É cedo, portanto, ainda para se falar em cura dessa forma de diabetes, que afeta aproximadamente 1 milhão de brasileiros. Mas os resultados da nova abordagem terapêutica, que recorre a um conjunto de procedimentos caros, demorados e, em certa medida, arriscados, são animadores. Um dos pacientes já está sem tomar insulina há 35 meses. Outros quatro não vêem as agulhas há pelo menos 21 meses e sete estão livres das injeções há seis meses. Em dois pacientes, o tratamento experimental não produziu resultados imediatos. No entanto, mais de um ano depois de terem se submetido à quimioterapia seguida de transplante de células-tronco, eles também deixaram de ser dependentes de insulina. De todos os pacientes, apenas um teve uma recaída e voltou a receber injeções de insulina. Os efeitos colaterais da abordagem clínica, sem dúvida agressiva, foram, por ora, brandos: um doente teve pneumonia, e dois, disfunções endócrinas.

 

A abordagem terapêutica testada em Ribeirão Preto atua em dois tempos. Primeiro, os pesquisadores praticamente destroem todo o sistema imunológico do doente (que desencadeia a agressão contra as células beta) por meio da quimioterapia. Em seguida, fazem no diabético um transplante com células-tronco da medula do próprio paciente que, antes da quimioterapia, haviam sido retiradas e separadas para esse procedimento.

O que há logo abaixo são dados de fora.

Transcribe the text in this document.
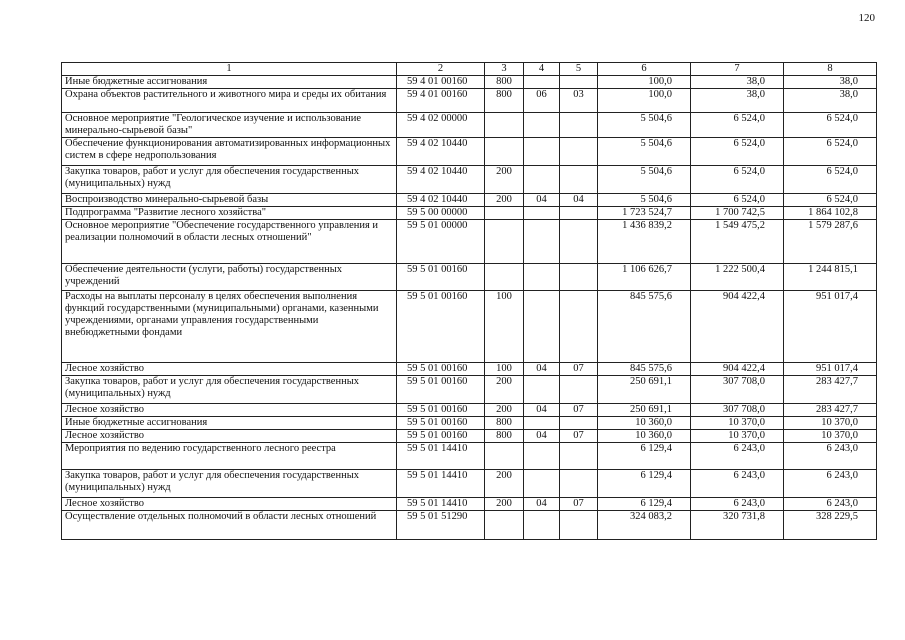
120
1	2	3	4	5	6	7	8
Иные бюджетные ассигнования	59 4 01 00160	800			100,0	38,0	38,0
Охрана объектов растительного и животного мира и среды их обитания	59 4 01 00160	800	06	03	100,0	38,0	38,0
Основное мероприятие "Геологическое изучение и использование минерально-сырьевой базы"	59 4 02 00000				5 504,6	6 524,0	6 524,0
Обеспечение функционирования автоматизированных информационных систем в сфере недропользования	59 4 02 10440				5 504,6	6 524,0	6 524,0
Закупка товаров, работ и услуг для обеспечения государственных (муниципальных) нужд	59 4 02 10440	200			5 504,6	6 524,0	6 524,0
Воспроизводство минерально-сырьевой базы	59 4 02 10440	200	04	04	5 504,6	6 524,0	6 524,0
Подпрограмма "Развитие лесного хозяйства"	59 5 00 00000				1 723 524,7	1 700 742,5	1 864 102,8
Основное мероприятие "Обеспечение государственного управления и реализации полномочий в области лесных отношений"	59 5 01 00000				1 436 839,2	1 549 475,2	1 579 287,6
Обеспечение деятельности (услуги, работы) государственных учреждений	59 5 01 00160				1 106 626,7	1 222 500,4	1 244 815,1
Расходы на выплаты персоналу в целях обеспечения выполнения функций государственными (муниципальными) органами, казенными учреждениями, органами управления государственными внебюджетными фондами	59 5 01 00160	100			845 575,6	904 422,4	951 017,4
Лесное хозяйство	59 5 01 00160	100	04	07	845 575,6	904 422,4	951 017,4
Закупка товаров, работ и услуг для обеспечения государственных (муниципальных) нужд	59 5 01 00160	200			250 691,1	307 708,0	283 427,7
Лесное хозяйство	59 5 01 00160	200	04	07	250 691,1	307 708,0	283 427,7
Иные бюджетные ассигнования	59 5 01 00160	800			10 360,0	10 370,0	10 370,0
Лесное хозяйство	59 5 01 00160	800	04	07	10 360,0	10 370,0	10 370,0
Мероприятия по ведению государственного лесного реестра	59 5 01 14410				6 129,4	6 243,0	6 243,0
Закупка товаров, работ и услуг для обеспечения государственных (муниципальных) нужд	59 5 01 14410	200			6 129,4	6 243,0	6 243,0
Лесное хозяйство	59 5 01 14410	200	04	07	6 129,4	6 243,0	6 243,0
Осуществление отдельных полномочий в области лесных отношений	59 5 01 51290				324 083,2	320 731,8	328 229,5
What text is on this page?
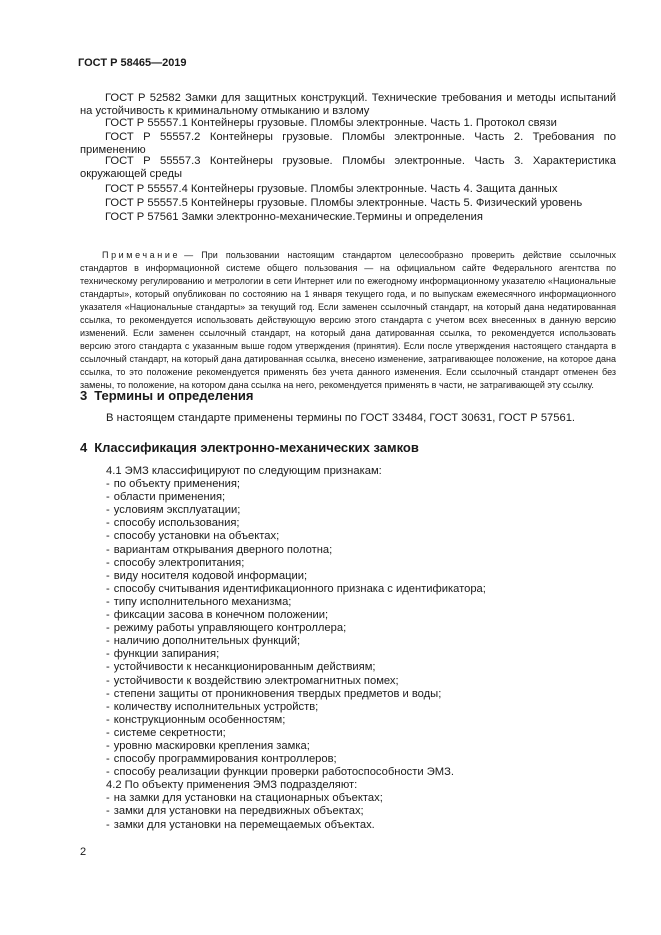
ГОСТ Р 58465—2019

ГОСТ Р 52582 Замки для защитных конструкций. Технические требования и методы испытаний на устойчивость к криминальному отмыканию и взлому

ГОСТ Р 55557.1 Контейнеры грузовые. Пломбы электронные. Часть 1. Протокол связи

ГОСТ Р 55557.2 Контейнеры грузовые. Пломбы электронные. Часть 2. Требования по применению

ГОСТ Р 55557.3 Контейнеры грузовые. Пломбы электронные. Часть 3. Характеристика окружающей среды

ГОСТ Р 55557.4 Контейнеры грузовые. Пломбы электронные. Часть 4. Защита данных

ГОСТ Р 55557.5 Контейнеры грузовые. Пломбы электронные. Часть 5. Физический уровень

ГОСТ Р 57561 Замки электронно-механические.Термины и определения

Примечание — При пользовании настоящим стандартом целесообразно проверить действие ссылочных стандартов в информационной системе общего пользования — на официальном сайте Федерального агентства по техническому регулированию и метрологии в сети Интернет или по ежегодному информационному указателю «Национальные стандарты», который опубликован по состоянию на 1 января текущего года, и по выпускам ежемесячного информационного указателя «Национальные стандарты» за текущий год. Если заменен ссылочный стандарт, на который дана недатированная ссылка, то рекомендуется использовать действующую версию этого стандарта с учетом всех внесенных в данную версию изменений. Если заменен ссылочный стандарт, на который дана датированная ссылка, то рекомендуется использовать версию этого стандарта с указанным выше годом утверждения (принятия). Если после утверждения настоящего стандарта в ссылочный стандарт, на который дана датированная ссылка, внесено изменение, затрагивающее положение, на которое дана ссылка, то это положение рекомендуется применять без учета данного изменения. Если ссылочный стандарт отменен без замены, то положение, на котором дана ссылка на него, рекомендуется применять в части, не затрагивающей эту ссылку.

3 Термины и определения

В настоящем стандарте применены термины по ГОСТ 33484, ГОСТ 30631, ГОСТ Р 57561.

4 Классификация электронно-механических замков
4.1 ЭМЗ классифицируют по следующим признакам:
- по объекту применения;
- области применения;
- условиям эксплуатации;
- способу использования;
- способу установки на объектах;
- вариантам открывания дверного полотна;
- способу электропитания;
- виду носителя кодовой информации;
- способу считывания идентификационного признака с идентификатора;
- типу исполнительного механизма;
- фиксации засова в конечном положении;
- режиму работы управляющего контроллера;
- наличию дополнительных функций;
- функции запирания;
- устойчивости к несанкционированным действиям;
- устойчивости к воздействию электромагнитных помех;
- степени защиты от проникновения твердых предметов и воды;
- количеству исполнительных устройств;
- конструкционным особенностям;
- системе секретности;
- уровню маскировки крепления замка;
- способу программирования контроллеров;
- способу реализации функции проверки работоспособности ЭМЗ.
4.2 По объекту применения ЭМЗ подразделяют:
- на замки для установки на стационарных объектах;
- замки для установки на передвижных объектах;
- замки для установки на перемещаемых объектах.
2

O transplante acelera o processo de restabelecimento de um novo sistema imunológico, capaz, de acordo com o estudo dos brasileiros, de não apresentar a disfunção inflamatória que redunda no ataque às células do pâncreas responsáveis pela fabricação de insulina. Mas, para que a dobradinha quimioterapia e transplante de células-tronco possa ter chance de funcionar, é preciso selecionar bem os pacientes que serão submetidos ao experimento. Todos os indivíduos que, de alguma forma, se beneficiaram do tratamento  haviam recebido o diagnóstico formal de diabetes há no máximo seis semanas.

Nos estágios iniciais da doença, ainda resta uma pequena quantidade de células beta capaz de gerar insulina. Se essas células do pâncreas forem preservadas, o organismo, uma vez livre da disfunção imunológica, pode retomar sua produção normal do hormônio. "O estudo de Voltarelli é o primeiro de muitas tentativas de terapia celular que provavelmente serão testadas para deter o avanço do diabetes do tipo 1", afirma, em editorial do Jama, o pesquisador Jay S. Skyler, do Instituto de Pesquisa em Diabetes da Universidade de Miami.